Hi everyone, I have been here before, but I finally decided to make an account cause I am just so frustrated and I wanted to just let out all the bile before my family comes home and I unleash it on them...
I am annoyed. I am annoyed with myself for thinking that working hard, making the honor roll, joining the honors society, getting involved with school activities, and polishing up my resume till its really good was enough to get me noticed by HR. I am annoyed that I thought that putting on a grey suit and putting on the approriate amount of makeup, having copies of all pertinent documents and putting on my best "hire me" show was enough to make recruiters interested in possibly setting me up for interviews for their floors. I thought that being intelligent and personable, loving nursing, being good at it, having great references, preceptorships, externships, a BSN from a highly regarded school would be enough if I interviewed well and have a good resume. Hah. Oh, and getting the interview? Im thinking about forgetting nursing and turning professional stalker.

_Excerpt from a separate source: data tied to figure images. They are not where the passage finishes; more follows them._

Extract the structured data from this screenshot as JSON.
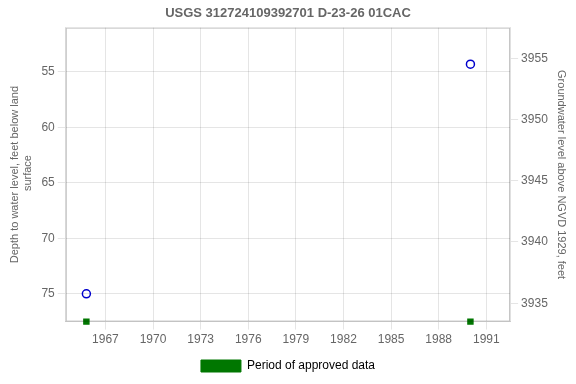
{
  "chart_data": {
    "type": "scatter",
    "title": "USGS 312724109392701 D-23-26 01CAC",
    "y_label": "Depth to water level, feet below land\n surface",
    "y2_label": "Groundwater level above NGVD 1929, feet",
    "xlim": [
      1964.5,
      1992.5
    ],
    "xticks": [
      1967,
      1970,
      1973,
      1976,
      1979,
      1982,
      1985,
      1988,
      1991
    ],
    "ylim": [
      77.5,
      51.0
    ],
    "yticks": [
      55,
      60,
      65,
      70,
      75
    ],
    "y2lim": [
      3933.5,
      3957.5
    ],
    "y2ticks": [
      3935,
      3940,
      3945,
      3950,
      3955
    ],
    "grid": true,
    "legend": "bottom",
    "series": [
      {
        "color": "#0000cc",
        "marker": "open_circle",
        "x": [
          1965.8,
          1990.0
        ],
        "values": [
          75.0,
          54.3
        ]
      },
      {
        "name": "Period of approved data",
        "color": "#007700",
        "marker": "square",
        "x": [
          1965.8,
          1990.0
        ]
      }
    ]
  }
}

I am annoyed with nursing friends who were lucky enough to get hired quicker than I was for "suggesting" more locations to apply for. I know they are only trying to help, but what do they think? I havent been trying hard enough? I have applied to pretty much every facility within 30 miles and I dont even drive! Ill worry about that if I have the opportunity to worry it. It would be more helpful to just sympathize with me and say they know its tough out there.
Also annoyed with all those non-nursing folks (and even some people involved in healthcare!!) asking me "You havent gotten a job yet? But there is such a nursing shortage!!" At which point I have to explain to them that there is in fact a nursing shortage only because people are refusing to hire nurses, especially new ones, lest they think I am an idiot or a loser for not being hired.
And I am kind of annoyed with watching the numbers go up on the scale as I sit home all day in front of the computer and eat. And eat. Oh, and sleep. Good times.
If youve made it this far thanks for listening to my rampage! I promise I usually am a normal and well adjusted human being but I guess some days you wake up on the wrong side of the bed...heres to a better day tomorrow!